Eighty-five high school girls tried out this week for one of the

best-kept secrets in women’s sports.

Last year, coach Christy Shaver had 48 girls on her junior rowing

team at the Newport Aquatic Center in Newport Beach. This season, the

85 girls from area high schools are trying out for 70 spots in

eight-, four-, two- and one-person boats, called shells.

Shaver credits Title IX, the college gender-equity rule, for the

increase in rowing’s popularity.

“Rowing is such a great thing to balance the number of athletes

because they can get 50 girls on a team,” she said. “Every school in

California that has any body of water has rowing. There’s a huge

number of schools back East and in the Midwest that have teams, too.”

In the four years since she’s been coaching at the Newport Aquatic

Center, Shaver said that she’s seen her rowers graduate and go on to

compete at universities such as UCLA, Princeton and Harvard. Many

colleges are so eager to fill their rosters, they offer gifted rowers

anything from book scholarships to full scholarships, she added.

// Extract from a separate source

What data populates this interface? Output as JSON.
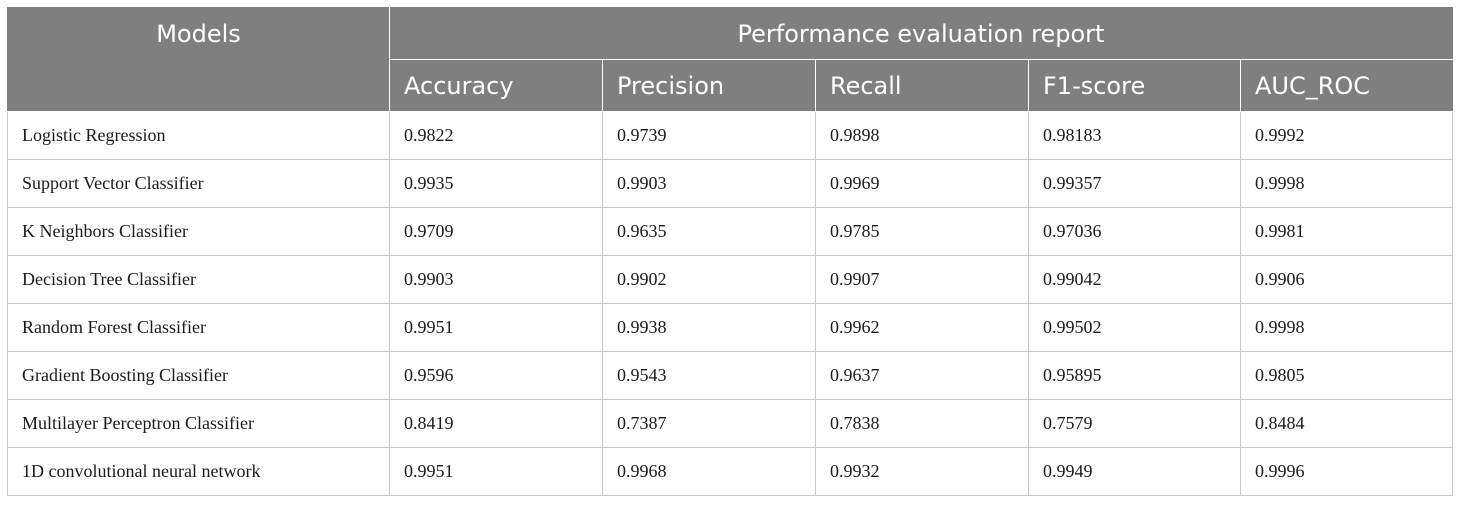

The Newport Aquatic Center’s juniors program draws students from

Newport Harbor and Corona del Mar high schools and high schools in

Irvine, San Clemente and Riverside. The competition for this year’s

team was so fierce that most of them rowed at the club during the

summer, sometimes starting practice at 6:30 a.m.

Shaver said that even the few girls who had never seen rowing in

person but still tried out this week, put in good performances. All

had to complete a timed two-mile run and a test on a rowing machine,

called an ergometer, or “erg,” before they could go out on the water.

“All 85 of them completed a 20-minute erg test without stopping,

without crying, with lot of style and a good mental attitude,” she

said.

San Clemente twins Shari and Staci Coble, 16, decided to try

rowing this summer at the Newport Aquatic Center’s novice camps. Now

both of them are hooked on its camaraderie.

“It’s more fun than other sports,” Shari said. “You have to depend

on each other just to make the boat go, and you have to rely on your

coxswain to not hit anything.”

Newport Harbor High School student Jennifer Guess, 17, has been a

coxswain -- the person who steers the boat and motivates the crew --

for the past four seasons. The team spirit and the friends she’s made

keep her coming back for more.

“I never get sick of it,” she said. “I’m down here 20 hours a

week, and I’d be down here even more if I could.”